Science and engineering math: Difference equation, non-homogeneous

[chatterbug219]

Homework Statement

Solve the difference equation: a_n+2 - 5a_n+1 + 6a_n = 4ⁿ
Subject to a₀ = 0 & a₁ = 1

Homework Equations

a_n = Arⁿ

The Attempt at a Solution

I got two solutions for the first part for when it is homogeneous by substituting a_n = Arⁿ into the equation and solving for r.
a_n = A(3)ⁿ
a_n = A(2)ⁿ

I just don't know where to start for non-homogeneous.

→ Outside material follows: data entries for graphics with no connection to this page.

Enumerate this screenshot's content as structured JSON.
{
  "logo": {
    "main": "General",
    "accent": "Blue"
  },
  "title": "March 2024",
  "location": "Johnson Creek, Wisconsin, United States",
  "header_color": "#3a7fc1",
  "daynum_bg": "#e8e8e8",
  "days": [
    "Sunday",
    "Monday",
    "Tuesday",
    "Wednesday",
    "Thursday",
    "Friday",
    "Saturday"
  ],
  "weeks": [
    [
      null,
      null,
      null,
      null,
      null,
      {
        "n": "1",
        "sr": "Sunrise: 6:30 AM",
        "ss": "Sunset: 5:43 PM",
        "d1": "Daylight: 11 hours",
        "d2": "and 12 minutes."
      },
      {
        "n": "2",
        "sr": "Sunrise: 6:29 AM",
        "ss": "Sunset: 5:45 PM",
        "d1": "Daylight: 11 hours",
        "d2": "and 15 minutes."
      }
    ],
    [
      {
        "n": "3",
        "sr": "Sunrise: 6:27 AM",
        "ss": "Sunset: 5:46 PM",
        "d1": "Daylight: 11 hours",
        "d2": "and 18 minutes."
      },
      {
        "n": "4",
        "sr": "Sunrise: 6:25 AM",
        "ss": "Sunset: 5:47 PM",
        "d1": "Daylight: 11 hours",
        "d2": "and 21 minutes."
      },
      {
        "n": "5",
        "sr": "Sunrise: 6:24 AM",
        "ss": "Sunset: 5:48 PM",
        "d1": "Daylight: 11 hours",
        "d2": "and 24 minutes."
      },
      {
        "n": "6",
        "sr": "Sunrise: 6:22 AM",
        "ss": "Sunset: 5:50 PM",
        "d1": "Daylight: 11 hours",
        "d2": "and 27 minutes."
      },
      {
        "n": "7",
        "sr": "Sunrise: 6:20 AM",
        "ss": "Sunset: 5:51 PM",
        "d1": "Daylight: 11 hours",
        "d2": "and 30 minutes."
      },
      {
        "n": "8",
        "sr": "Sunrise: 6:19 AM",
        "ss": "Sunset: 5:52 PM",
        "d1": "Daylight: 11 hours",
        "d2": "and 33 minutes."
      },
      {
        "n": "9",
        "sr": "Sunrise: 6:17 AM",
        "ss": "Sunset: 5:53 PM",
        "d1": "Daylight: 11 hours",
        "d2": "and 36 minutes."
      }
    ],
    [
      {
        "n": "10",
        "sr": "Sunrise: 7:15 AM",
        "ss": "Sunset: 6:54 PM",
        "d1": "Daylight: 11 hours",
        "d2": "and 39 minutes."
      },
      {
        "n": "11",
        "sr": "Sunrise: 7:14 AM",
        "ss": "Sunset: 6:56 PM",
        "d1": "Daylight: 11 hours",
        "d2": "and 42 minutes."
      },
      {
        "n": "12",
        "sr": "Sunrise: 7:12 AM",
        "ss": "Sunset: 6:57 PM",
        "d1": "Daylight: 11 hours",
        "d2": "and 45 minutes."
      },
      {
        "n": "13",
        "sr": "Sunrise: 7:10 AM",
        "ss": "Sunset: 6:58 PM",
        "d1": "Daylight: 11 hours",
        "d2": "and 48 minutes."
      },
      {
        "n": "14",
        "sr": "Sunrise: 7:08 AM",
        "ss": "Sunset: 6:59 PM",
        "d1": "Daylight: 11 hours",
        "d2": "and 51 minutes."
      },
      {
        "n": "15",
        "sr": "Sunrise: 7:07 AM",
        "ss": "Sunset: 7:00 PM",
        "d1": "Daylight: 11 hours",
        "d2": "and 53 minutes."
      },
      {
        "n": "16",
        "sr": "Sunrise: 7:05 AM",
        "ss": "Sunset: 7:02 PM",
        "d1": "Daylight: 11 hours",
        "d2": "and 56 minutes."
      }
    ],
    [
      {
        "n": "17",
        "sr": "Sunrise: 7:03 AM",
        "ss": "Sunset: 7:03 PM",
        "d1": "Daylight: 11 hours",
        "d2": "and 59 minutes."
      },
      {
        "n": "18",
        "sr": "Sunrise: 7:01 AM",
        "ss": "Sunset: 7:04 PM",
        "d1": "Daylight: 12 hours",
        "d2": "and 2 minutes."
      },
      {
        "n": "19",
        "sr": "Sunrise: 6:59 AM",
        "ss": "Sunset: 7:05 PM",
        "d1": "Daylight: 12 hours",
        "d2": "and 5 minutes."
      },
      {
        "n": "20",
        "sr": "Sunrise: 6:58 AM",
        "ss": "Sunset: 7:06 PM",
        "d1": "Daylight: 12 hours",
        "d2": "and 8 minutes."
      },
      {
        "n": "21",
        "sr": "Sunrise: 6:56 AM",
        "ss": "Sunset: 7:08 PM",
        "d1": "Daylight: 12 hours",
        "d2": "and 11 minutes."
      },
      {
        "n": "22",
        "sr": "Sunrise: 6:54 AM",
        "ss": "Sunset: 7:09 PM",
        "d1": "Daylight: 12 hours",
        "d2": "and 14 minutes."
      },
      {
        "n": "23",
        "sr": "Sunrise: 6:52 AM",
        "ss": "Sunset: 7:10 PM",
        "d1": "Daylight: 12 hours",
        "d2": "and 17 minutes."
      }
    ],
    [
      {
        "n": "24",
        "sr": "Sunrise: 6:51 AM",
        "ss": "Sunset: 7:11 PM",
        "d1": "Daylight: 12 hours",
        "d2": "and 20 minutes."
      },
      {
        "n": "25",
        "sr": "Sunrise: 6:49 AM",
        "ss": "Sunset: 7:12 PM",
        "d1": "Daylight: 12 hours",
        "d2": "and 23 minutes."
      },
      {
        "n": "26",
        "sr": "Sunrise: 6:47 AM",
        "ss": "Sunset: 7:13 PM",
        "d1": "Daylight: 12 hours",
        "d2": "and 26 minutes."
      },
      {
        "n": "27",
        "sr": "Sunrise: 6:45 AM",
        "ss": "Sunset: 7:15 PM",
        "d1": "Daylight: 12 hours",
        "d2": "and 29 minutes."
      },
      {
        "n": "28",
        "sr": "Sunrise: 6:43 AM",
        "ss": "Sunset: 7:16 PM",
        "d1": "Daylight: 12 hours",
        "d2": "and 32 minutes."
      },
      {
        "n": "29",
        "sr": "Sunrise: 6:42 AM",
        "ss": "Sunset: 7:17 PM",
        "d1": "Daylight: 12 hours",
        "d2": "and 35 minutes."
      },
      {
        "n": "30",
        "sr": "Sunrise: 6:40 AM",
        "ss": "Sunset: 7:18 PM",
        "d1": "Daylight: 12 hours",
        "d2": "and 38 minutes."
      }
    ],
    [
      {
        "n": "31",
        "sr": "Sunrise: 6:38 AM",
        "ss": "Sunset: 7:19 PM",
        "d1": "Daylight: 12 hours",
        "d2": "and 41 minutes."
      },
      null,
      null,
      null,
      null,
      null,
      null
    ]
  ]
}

I tried a_n = B*4ⁿ and I got B*4ⁿ⁺² -5B*4ⁿ⁺¹ + 6B*4ⁿ = 4ⁿ but I don't know where to go from there.

 

[tiny-tim]

welcome to pf!

hi chatterbug219! welcome to pf!

I tried a_n = B*4ⁿ and I got B*4ⁿ⁺² -5B*4ⁿ⁺¹ + 6B*4ⁿ = 4ⁿ but I don't know where to go from there.

erm …

4ⁿ⁺²/4ⁿ = … ? ​

 

[chatterbug219]

So B = 1/2
And plugging that in...
a_n = (1/2)(4ⁿ) for the particular solution
Making the general solution:
a_n = A(2)ⁿ + (1/2)(4ⁿ)
Right?

 

[tiny-tim]

hi chatterbug219!

(just got up :zzz:)

… Making the general solution:
a_n = A(2)ⁿ + (1/2)(4ⁿ)
Right?

you mean a_n = A(2)ⁿ + B(3)ⁿ + (1/2)(4ⁿ)

(or you could write it 2ⁿ(2^n-1 + A) + 3ⁿB )

 

[chatterbug219]

No...if you plug in the initial conditions they final answers don't match up...
Only 2 works

 

[tiny-tim]

yes, but to solve for the initial condition, you also need to find A

 

[Ray Vickson]

Homework Statement

Solve the difference equation: a_n+2 - 5a_n+1 + 6a_n = 4ⁿ
Subject to a₀ = 0 & a₁ = 1

Homework Equations

a_n = Arⁿ

The Attempt at a Solution

I got two solutions for the first part for when it is homogeneous by substituting a_n = Arⁿ into the equation and solving for r.
a_n = A(3)ⁿ
a_n = A(2)ⁿ

I just don't know where to start for non-homogeneous. I tried a_n = B*4ⁿ and I got B*4ⁿ⁺² -5B*4ⁿ⁺¹ + 6B*4ⁿ = 4ⁿ but I don't know where to go from there.

The simplest way is to determine the generating function A(z) = \sum_{n=0}^{\infty} a_n z^n, then invert it to find \{ a_n \}. Google "difference equations" to see hundreds of examples.

RGV